I have, in my many years of tea consumption, heard the complaint that rooibos is too woody and too dry…and well, it is very woody, but I like that…the dryness can be a problem. I have found that cold steeping is a good way to make the dryness go away, so for anyone who wants to drink it but dislikes that aspect, there is an option for you. The taste is great, strong almond and vanilla with a mellow woodiness from the rooibos, it is also quite sweet, as rooibos is. One of the things I love about rooibos is how naturally honey sweet it is, and this one is no exception. Sadly I did not really encounter any cherry notes, though in all honestly I was totally ok with that, I wanted the almond to be the dominant note and it was!
So, recently a patch came out for Ark on the xbone, and I just downloaded it today and played for a bit. The last patch was supposed to fix the pretty obnoxious and game breaking crash glitch and it didn’t fix the problem at all, so I was pretty disheartened. Luckily for me the glitch was fixed, so I was able to play for a bit…granted there are still other problems, but none of them make the game unplayable so I am fine with that!
Today I am looking at Jasmine Jade Tea from Teabox, an Indian green tea blended with jasmine flowers and I believe scented as well, though I am unclear on that point. This is not a tea for the faint of heart, seriously, if you are not a massive fan of jasmine walk away now before you get sucked into a walled garden ruled by the heady flower. This is the tea where the jasmine is in control, from the moment you open the bag, jasmine is there with its vaguely hypnotic potency. Have I made it clear that this jasmine is super strong? It is not perfume-like and cloying, it smells like full on blooming jasmine with a hint of fresh grapes and a tiny bit of vegetal green.
I waffled about how to brew this tea for a few, on the one hand it is a tea from India and they (not always) tend to prefer western style steepings, but on the other hand I have had some great luck with greens gongfu style, so gaiwan time it is!
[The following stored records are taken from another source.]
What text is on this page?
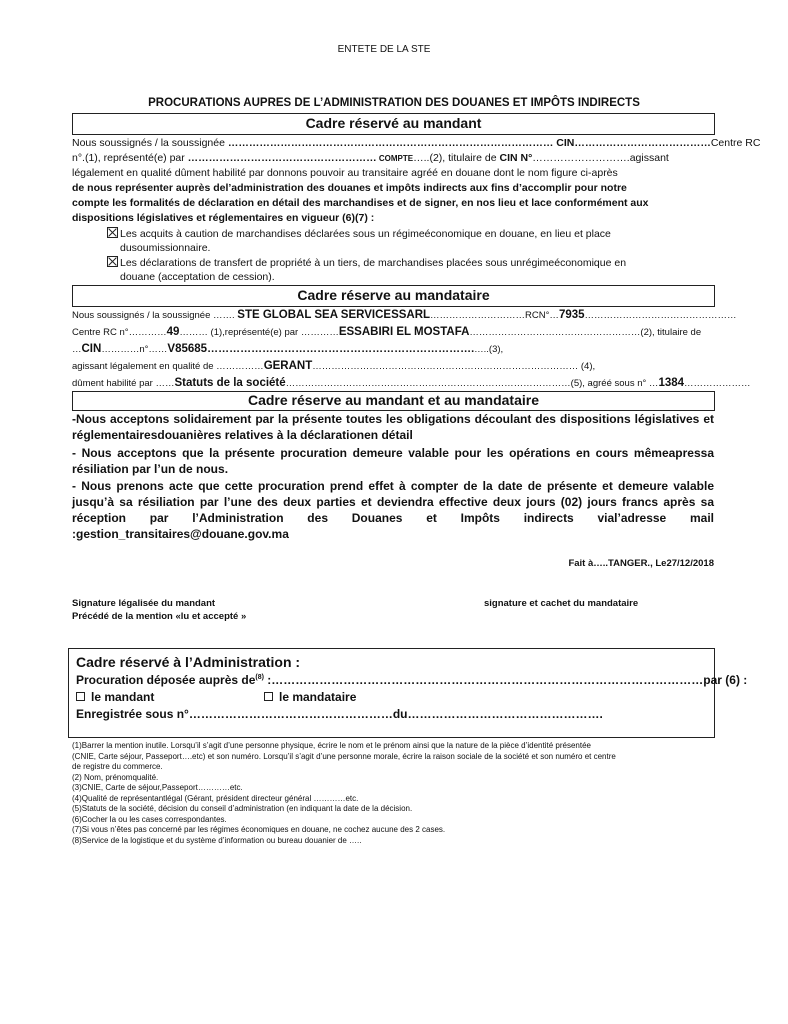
ENTETE DE LA STE
PROCURATIONS AUPRES DE L’ADMINISTRATION DES DOUANES ET IMPÔTS INDIRECTS
Cadre réservé au mandant
Nous soussignés / la soussignée ………………………………………………………………………………… CIN…………………………………Centre RC
n°.(1), représenté(e) par ……………………………………………… COMPTE…..(2), titulaire de CIN N°……………………….agissant
légalement en qualité dûment habilité par donnons pouvoir au transitaire agréé en douane dont le nom figure ci-après
de nous représenter auprès del’administration des douanes et impôts indirects aux fins d’accomplir pour notre
compte les formalités de déclaration en détail des marchandises et de signer, en nos lieu et lace conformément aux
dispositions législatives et réglementaires en vigueur (6)(7) :
Les acquits à caution de marchandises déclarées sous un régimeéconomique en douane, en lieu et place
dusoumissionnaire.
Les déclarations de transfert de propriété à un tiers, de marchandises placées sous unrégimeéconomique en
douane (acceptation de cession).
Cadre réserve au mandataire
Nous soussignés / la soussignée ……. STE GLOBAL SEA SERVICESSARL…………………………RCN°…7935…………………………………………
Centre RC n°…………49……… (1),représenté(e) par …………ESSABIRI EL MOSTAFA………………………………………………(2), titulaire de
…CIN…………n°……V85685……………………………………………………………….…..(3),
agissant légalement en qualité de ……………GERANT………………………………………………………………………… (4),
dûment habilité par ……Statuts de la société………………………………………………………………………………(5), agréé sous n° …1384…………………
Cadre réserve au mandant et au mandataire
-Nous acceptons solidairement par la présente toutes les obligations découlant des dispositions législatives et réglementairesdouanières relatives à la déclarationen détail
- Nous acceptons que la présente procuration demeure valable pour les opérations en cours mêmeapressa résiliation par l’un de nous.
- Nous prenons acte que cette procuration prend effet à compter de la date de présente et demeure valable jusqu’à sa résiliation par l’une des deux parties et deviendra effective deux jours (02) jours francs après sa réception par l’Administration des Douanes et Impôts indirects vial’adresse mail :gestion_transitaires@douane.gov.ma
Fait à…..TANGER., Le27/12/2018
Signature légalisée du mandant
Précédé de la mention «lu et accepté »
signature et cachet du mandataire
Cadre réservé à l’Administration :
Procuration déposée auprès $de^{(8)}$ :………………………………………………………………………………………………par (6) :
le mandant	le mandataire
Enregistrée sous n°……………………………………………du………………………………………….
(1)Barrer la mention inutile. Lorsqu’il s’agit d’une personne physique, écrire le nom et le prénom ainsi que la nature de la pièce d’identité présentée
(CNIE, Carte séjour, Passeport….etc) et son numéro. Lorsqu’il s’agit d’une personne morale, écrire la raison sociale de la société et son numéro et centre
de registre du commerce.
(2) Nom, prénomqualité.
(3)CNIE, Carte de séjour,Passeport…………etc.
(4)Qualité de représentantlégal (Gérant, président directeur général …………etc.
(5)Statuts de la société, décision du conseil d’administration (en indiquant la date de la décision.
(6)Cocher la ou les cases correspondantes.
(7)Si vous n’êtes pas concerné par les régimes économiques en douane, ne cochez aucune des 2 cases.
(8)Service de la logistique et du système d’information ou bureau douanier de …..
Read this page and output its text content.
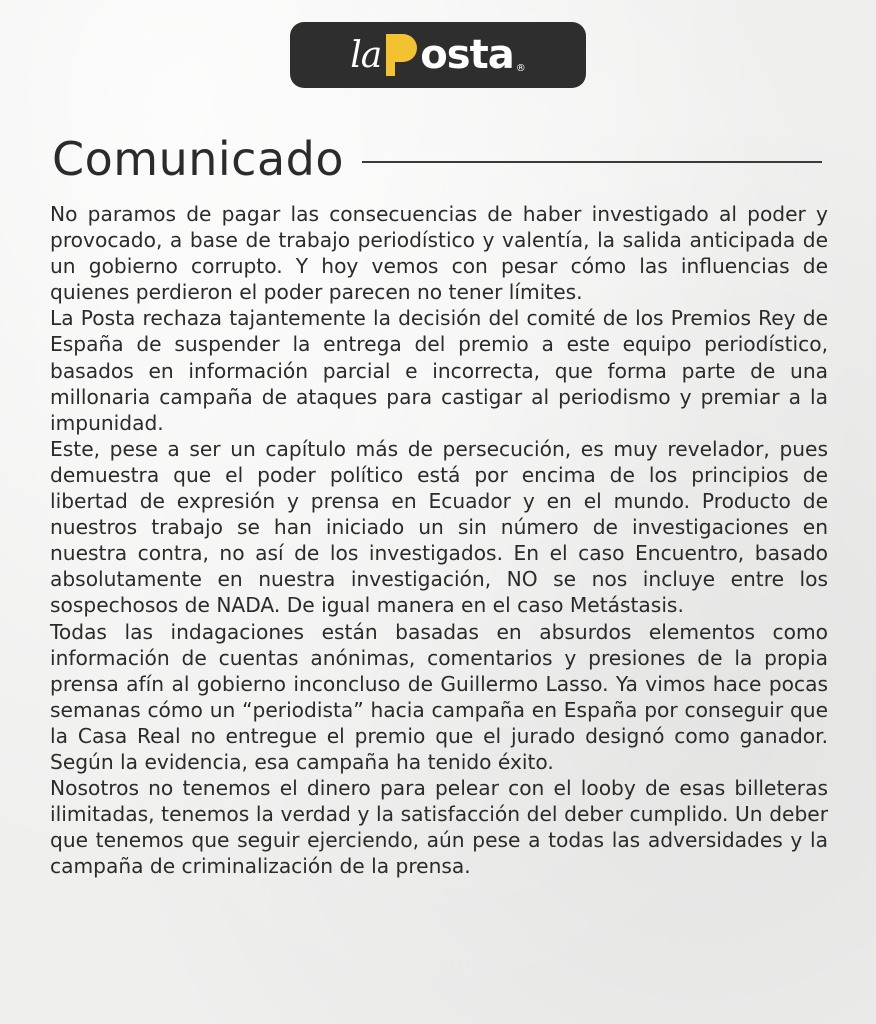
la
P osta ®
Comunicado

No paramos de pagar las consecuencias de haber investigado al poder y provocado, a base de trabajo periodístico y valentía, la salida anticipada de un gobierno corrupto. Y hoy vemos con pesar cómo las influencias de quienes perdieron el poder parecen no tener límites.

La Posta rechaza tajantemente la decisión del comité de los Premios Rey de España de suspender la entrega del premio a este equipo periodístico, basados en información parcial e incorrecta, que forma parte de una millonaria campaña de ataques para castigar al periodismo y premiar a la impunidad.

Este, pese a ser un capítulo más de persecución, es muy revelador, pues demuestra que el poder político está por encima de los principios de libertad de expresión y prensa en Ecuador y en el mundo. Producto de nuestros trabajo se han iniciado un sin número de investigaciones en nuestra contra, no así de los investigados. En el caso Encuentro, basado absolutamente en nuestra investigación, NO se nos incluye entre los sospechosos de NADA. De igual manera en el caso Metástasis.

Todas las indagaciones están basadas en absurdos elementos como información de cuentas anónimas, comentarios y presiones de la propia prensa afín al gobierno inconcluso de Guillermo Lasso. Ya vimos hace pocas semanas cómo un “periodista” hacia campaña en España por conseguir que la Casa Real no entregue el premio que el jurado designó como ganador. Según la evidencia, esa campaña ha tenido éxito.

Nosotros no tenemos el dinero para pelear con el looby de esas billeteras ilimitadas, tenemos la verdad y la satisfacción del deber cumplido. Un deber que tenemos que seguir ejerciendo, aún pese a todas las adversidades y la campaña de criminalización de la prensa.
I was expecting a small jasmine thing explosion to go off in my tea area, but it was pleasantly balanced with vegetal spinach and a touch of distant grapes. The liquid is light and sweet, with obvious notes of jasmine, but also notes of spinach and a touch of faint smoke, which was surprising.
The first steep was intense, it starts with scuppernong sweetness and honey and then explodes, I think a jasmine plant just bloomed in my mouth. It is really kinda fascinating, it manages to be intense and heady, but it does not overstay its welcome and also does not overwhelm. This is my biggest problem with a lot of jasmine teas, I want to taste the jasmine but not be smothered by it. This tea is like jasmine nectar and I might have transformed into a hummingbird for this steep.
Next steep is a bit different, the jasmine has bloomed and all that is left is its ghost, and a nice dose of green! It is fresh like spring green plants and vegetal like spinach and a touch of asparagus. There is a tiny bit of smoke and honey. It is sweet and the aftertaste holds the ghost of jasmine blossoms nicely. I admit to not being the biggest fan of jasmine, but this one works for me!